During the processing of the messages, we observed that updating data after each record immediately caused an unnecessary overhead resulting in high CPU usage and thus slower processing. By changing the approach to use Apache Kafka batch processing with the Mongo bulk operations we managed to dramatically reduce CPU usage as visible in the pictures below, helping to greatly increase message throughput.
Risk storming
As it wasn’t possible to fully test all the components via load testing, we conducted multiple risk-storming sessions. For each identified risk we clarified the impact and we have planned possible remediation actions. An example of an output from one of such risk-storming sessions can be seen in the picture below.
As part of one of the risk-storming sessions, we came up with an idea to spread the actual DNS request load from the specific region to multiple data centers close by using weighted routing.
The weighted routing allows us to spread the load originating from the customer region to multiple data centers located close by. This helps not only to spread the load to multiple edge clusters but also to reduce the cost for the failover solution in case of a single data center outage. The failover impact is lowered as fewer requests need to be failed over in such cases in comparison to the case when all requests from the same region would end up in the same data center due to the usage of latency-based routing. Latency-based routing is the standard solution used to route the requests to the closest available location from the network latency perspective, but it sends there all the requests from the same region. The weighted routing adds more configuration options in this regard.
Conclusion
As a result of this journey, we have a much better understanding of the components involved in handling DNS requests at scale. Moreover, we have learned how to scale massively in a single region which then gives us great confidence for further scaling globally.
The customer rollout has been a big success so far, which was heavily influenced by several factors.
- Close cooperation of all the involved teams with clearly defined priorities and responsibilities.
- Having our DNS gateway already rewritten in Go, allowing us to scale more efficiently.
- Spread the load using a weighted routing to multiple data centers.
- Optimizations based on results from load testing exercises (e.g. the increased usage of the Mongo bulk operations).
- The enrollment pace, in the end, wasn’t a single spike but it was spread over a longer period of time.
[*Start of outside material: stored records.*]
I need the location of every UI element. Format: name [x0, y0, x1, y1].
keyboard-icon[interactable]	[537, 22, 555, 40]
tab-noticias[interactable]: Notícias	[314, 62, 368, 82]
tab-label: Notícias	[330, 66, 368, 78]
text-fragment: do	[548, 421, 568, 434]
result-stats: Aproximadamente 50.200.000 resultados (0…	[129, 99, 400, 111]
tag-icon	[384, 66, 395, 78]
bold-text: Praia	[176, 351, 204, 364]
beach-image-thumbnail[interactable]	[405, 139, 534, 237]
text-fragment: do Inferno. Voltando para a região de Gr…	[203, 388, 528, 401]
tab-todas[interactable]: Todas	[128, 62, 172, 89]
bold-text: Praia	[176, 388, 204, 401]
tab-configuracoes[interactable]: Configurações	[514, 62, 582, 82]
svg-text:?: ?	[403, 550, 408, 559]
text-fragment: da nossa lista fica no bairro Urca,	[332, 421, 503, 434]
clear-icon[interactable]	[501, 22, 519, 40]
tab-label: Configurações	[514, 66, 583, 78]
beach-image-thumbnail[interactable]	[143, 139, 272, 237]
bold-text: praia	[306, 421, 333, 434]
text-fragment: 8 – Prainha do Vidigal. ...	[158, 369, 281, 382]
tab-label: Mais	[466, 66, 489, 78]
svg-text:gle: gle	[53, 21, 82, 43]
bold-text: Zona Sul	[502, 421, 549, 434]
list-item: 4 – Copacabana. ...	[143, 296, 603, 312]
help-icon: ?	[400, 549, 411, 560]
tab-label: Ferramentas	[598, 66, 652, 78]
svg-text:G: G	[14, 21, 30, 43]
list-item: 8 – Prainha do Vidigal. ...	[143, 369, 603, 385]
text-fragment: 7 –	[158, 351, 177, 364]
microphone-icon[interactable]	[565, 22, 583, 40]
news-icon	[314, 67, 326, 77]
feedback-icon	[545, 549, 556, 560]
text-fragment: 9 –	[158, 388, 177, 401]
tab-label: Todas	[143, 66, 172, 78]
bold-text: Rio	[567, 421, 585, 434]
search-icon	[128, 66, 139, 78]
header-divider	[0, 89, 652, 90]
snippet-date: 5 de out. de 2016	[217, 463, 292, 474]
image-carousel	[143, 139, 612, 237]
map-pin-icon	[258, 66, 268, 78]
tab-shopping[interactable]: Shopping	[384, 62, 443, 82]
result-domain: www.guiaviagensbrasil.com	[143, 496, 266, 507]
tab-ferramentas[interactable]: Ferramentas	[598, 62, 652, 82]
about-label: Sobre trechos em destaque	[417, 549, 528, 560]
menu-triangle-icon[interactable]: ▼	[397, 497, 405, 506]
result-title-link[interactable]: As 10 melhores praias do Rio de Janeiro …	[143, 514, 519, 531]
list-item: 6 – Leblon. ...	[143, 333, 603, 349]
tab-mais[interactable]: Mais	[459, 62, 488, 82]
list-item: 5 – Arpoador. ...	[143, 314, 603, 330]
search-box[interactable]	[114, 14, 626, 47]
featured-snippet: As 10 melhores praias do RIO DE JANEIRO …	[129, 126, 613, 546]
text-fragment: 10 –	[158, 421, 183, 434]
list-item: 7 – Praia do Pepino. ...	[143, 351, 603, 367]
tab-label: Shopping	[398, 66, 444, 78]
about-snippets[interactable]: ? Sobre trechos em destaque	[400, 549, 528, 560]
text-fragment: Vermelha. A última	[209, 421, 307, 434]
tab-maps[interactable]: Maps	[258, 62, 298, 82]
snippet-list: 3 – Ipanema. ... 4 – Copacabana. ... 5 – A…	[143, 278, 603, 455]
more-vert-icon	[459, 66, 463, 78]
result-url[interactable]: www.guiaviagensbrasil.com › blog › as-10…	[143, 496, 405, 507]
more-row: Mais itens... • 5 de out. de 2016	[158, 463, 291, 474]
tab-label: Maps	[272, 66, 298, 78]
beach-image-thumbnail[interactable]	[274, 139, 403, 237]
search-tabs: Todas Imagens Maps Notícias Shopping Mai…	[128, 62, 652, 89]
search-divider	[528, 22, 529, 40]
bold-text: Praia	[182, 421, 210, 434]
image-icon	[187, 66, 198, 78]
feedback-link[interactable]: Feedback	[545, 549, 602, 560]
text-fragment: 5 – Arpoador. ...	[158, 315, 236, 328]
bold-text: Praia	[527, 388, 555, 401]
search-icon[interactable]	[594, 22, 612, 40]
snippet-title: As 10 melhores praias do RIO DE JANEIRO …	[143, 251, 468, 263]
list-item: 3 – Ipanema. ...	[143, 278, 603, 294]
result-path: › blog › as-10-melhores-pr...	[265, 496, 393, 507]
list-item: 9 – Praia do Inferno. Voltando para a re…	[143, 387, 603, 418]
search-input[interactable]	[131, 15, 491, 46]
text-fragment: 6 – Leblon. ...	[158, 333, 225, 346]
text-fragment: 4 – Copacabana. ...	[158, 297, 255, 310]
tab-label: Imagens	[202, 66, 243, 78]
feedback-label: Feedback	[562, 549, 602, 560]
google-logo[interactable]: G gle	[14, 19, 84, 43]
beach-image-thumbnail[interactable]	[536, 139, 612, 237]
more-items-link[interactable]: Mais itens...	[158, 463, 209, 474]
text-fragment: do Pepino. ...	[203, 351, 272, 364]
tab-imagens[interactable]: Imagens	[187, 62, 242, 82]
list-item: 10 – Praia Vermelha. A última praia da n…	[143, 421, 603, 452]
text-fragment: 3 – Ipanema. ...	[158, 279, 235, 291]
This gave us additional time to include more improvements, such as horizontal pod autoscaling and removal of the Fluentd sidecar to make our solution even more cost-efficient.
Additionally, we now have an edge performance testing environment which we can start on demand to test other use cases as well.
Thanks to everyone involved in making the deal a big engineering success. Special thanks to Radovan Babic, Martin Pavlik, and Brian Stewart for the blog post reviews.